By Jie Zhang, VP Analyst at Gartner
The adoption of new technologies and growth of digital businesses are contributing to the expansion of threat landscape, creating a need for more controls. Increased attack surfaces due to cloud adoption and new digital business are making security assurance tasks even more arduous, error-prone and incomplete than before.
Organizations of various sizes and in different industries often face resource limitations due to their security and IT operational teams being occupied with manual testing and reporting on controls. To address this issue, leaders in security and risk management must adopt technology such as continuous control monitoring (CCM) that automates the monitoring of cybersecurity controls’ effectiveness and aids in gathering relevant information in almost real time.
How CCM Tools Benefit an Organization?
CCM tools provide SRM leaders and relevant IT operational teams with a variety of capabilities that allow for the automation of CCM, reducing the need for manual effort. These tools support activities throughout the control management life cycle, such as gathering data from various sources, testing the effectiveness of controls, reporting results, notifying stakeholders, and even initiating corrective actions in cases of ineffective controls or anomalies.
Additionally, the automation provided by these tools allows SRM leaders and IT operational teams to obtain almost real-time insights into the effectiveness of controls. This, in turn, improves situational awareness when monitoring security posture and detecting compliance gaps.
There are numerous other benefits that organizations can derive from CCM, including:
- Streamlining control testing and reducing audit management costs. SRM leaders and IT operational teams no longer have to rush to gather evidence and evaluate controls immediately before audits when evidence of key control activities is collected automatically according to designated standards and policies.
- By introducing checks and balances, organizations can ensure that controls and gaps are actively managed.
- Reduction in the cost of independent external audits by sharing evidence and avoiding the assessments typically performed by consulting firms.

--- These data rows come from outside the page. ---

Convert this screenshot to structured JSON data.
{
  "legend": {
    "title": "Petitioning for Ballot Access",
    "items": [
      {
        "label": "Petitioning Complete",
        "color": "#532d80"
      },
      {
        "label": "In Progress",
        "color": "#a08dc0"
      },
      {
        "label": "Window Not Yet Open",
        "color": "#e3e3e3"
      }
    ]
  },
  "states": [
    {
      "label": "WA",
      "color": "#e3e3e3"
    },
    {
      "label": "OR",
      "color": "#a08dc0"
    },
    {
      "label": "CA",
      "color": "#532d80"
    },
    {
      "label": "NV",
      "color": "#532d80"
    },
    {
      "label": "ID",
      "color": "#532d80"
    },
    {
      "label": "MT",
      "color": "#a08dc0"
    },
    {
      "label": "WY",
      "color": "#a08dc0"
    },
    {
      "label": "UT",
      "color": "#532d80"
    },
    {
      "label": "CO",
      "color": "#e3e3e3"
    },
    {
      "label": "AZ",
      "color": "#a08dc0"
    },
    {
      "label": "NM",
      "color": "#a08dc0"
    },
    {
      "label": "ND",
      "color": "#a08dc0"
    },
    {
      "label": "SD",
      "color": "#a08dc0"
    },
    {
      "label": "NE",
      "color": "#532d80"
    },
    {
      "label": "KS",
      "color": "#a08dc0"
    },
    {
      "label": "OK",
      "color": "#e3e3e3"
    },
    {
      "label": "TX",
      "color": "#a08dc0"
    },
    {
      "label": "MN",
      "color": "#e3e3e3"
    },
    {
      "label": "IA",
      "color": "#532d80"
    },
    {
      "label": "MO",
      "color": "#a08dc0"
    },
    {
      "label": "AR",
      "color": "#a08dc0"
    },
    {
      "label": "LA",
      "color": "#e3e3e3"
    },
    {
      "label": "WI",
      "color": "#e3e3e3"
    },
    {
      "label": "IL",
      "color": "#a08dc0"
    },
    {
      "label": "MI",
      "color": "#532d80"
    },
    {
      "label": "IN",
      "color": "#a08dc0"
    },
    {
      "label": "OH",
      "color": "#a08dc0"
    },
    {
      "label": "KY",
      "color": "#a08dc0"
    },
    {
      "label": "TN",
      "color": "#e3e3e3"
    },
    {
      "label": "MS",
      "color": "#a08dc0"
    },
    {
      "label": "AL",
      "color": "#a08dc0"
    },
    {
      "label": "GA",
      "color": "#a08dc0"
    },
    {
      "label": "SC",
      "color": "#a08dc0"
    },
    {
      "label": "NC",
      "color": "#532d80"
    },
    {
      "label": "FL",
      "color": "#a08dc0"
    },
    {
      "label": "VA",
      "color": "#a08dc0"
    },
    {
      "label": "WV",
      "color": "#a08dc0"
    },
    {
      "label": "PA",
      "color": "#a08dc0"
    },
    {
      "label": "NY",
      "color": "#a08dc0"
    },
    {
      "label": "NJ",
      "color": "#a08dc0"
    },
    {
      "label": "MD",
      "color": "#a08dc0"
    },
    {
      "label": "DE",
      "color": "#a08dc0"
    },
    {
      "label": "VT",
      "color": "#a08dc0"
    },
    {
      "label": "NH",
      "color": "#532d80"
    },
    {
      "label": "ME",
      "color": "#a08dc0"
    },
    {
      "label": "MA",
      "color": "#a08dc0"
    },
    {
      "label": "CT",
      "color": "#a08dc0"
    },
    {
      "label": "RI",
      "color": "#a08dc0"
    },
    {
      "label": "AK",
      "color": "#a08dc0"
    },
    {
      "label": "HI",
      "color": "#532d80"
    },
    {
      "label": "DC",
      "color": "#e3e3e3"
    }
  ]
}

- By using preconfigured dashboards and reporting features, the human error associated with ad hoc data exports, copying and pasting, and hunting for files is reduced.
- Reduced remediation costs, since control deficiencies are identified and fixed before they escalate.
- A better understanding of the organization’s security and compliance posture for senior leaders.
An organization must determine its security compliance requirements, based on frameworks, regulations, and industry standards, as well as internal policies, before rolling out a CCM implementation.
As a next step, organizations should define the scope of connecting systems and applications to a CCM tool. The selected systems and applications need to be clearly documented and agreed upon. Assess the scope of the project, determine the requirements, including automation, your organization’s readiness, the user roles that could benefit from CCM capabilities, and the budget. This task involves, among other things, checking whether the IT asset tracking is consistent, inventorying and cataloguing security controls (the percentage of technical controls versus nontechnical controls) and checking the frequency of security control testing and compliance reporting. Calculating how many controls and assets the security and IT operational teams must manage and the cost of existing management capabilities is essential.
Furthermore, organizations must then evaluate CCM vendors and their tools against the requirements. Additionally, identify the data sources available in the security management portfolio and whether they can be used as sources for CCM. Data sources are crucial for successful deployment of CCM solutions.
Ultimately, companies should configure their selected CCM tool to meet the necessary requirements and utilize any gap analysis features to enhance monitoring capabilities. This includes establishing alerts and priorities, integrating them into response procedures, and ensuring recipients are informed. Testing should also be conducted to verify proper implementation. In addition, personnel training and pilot programs should be conducted in the production environment. As the final step, implementing the CCM tool should be followed by ongoing monitoring of its performance, coverage, and process integration to continually improve settings and automate compliance reporting effectively.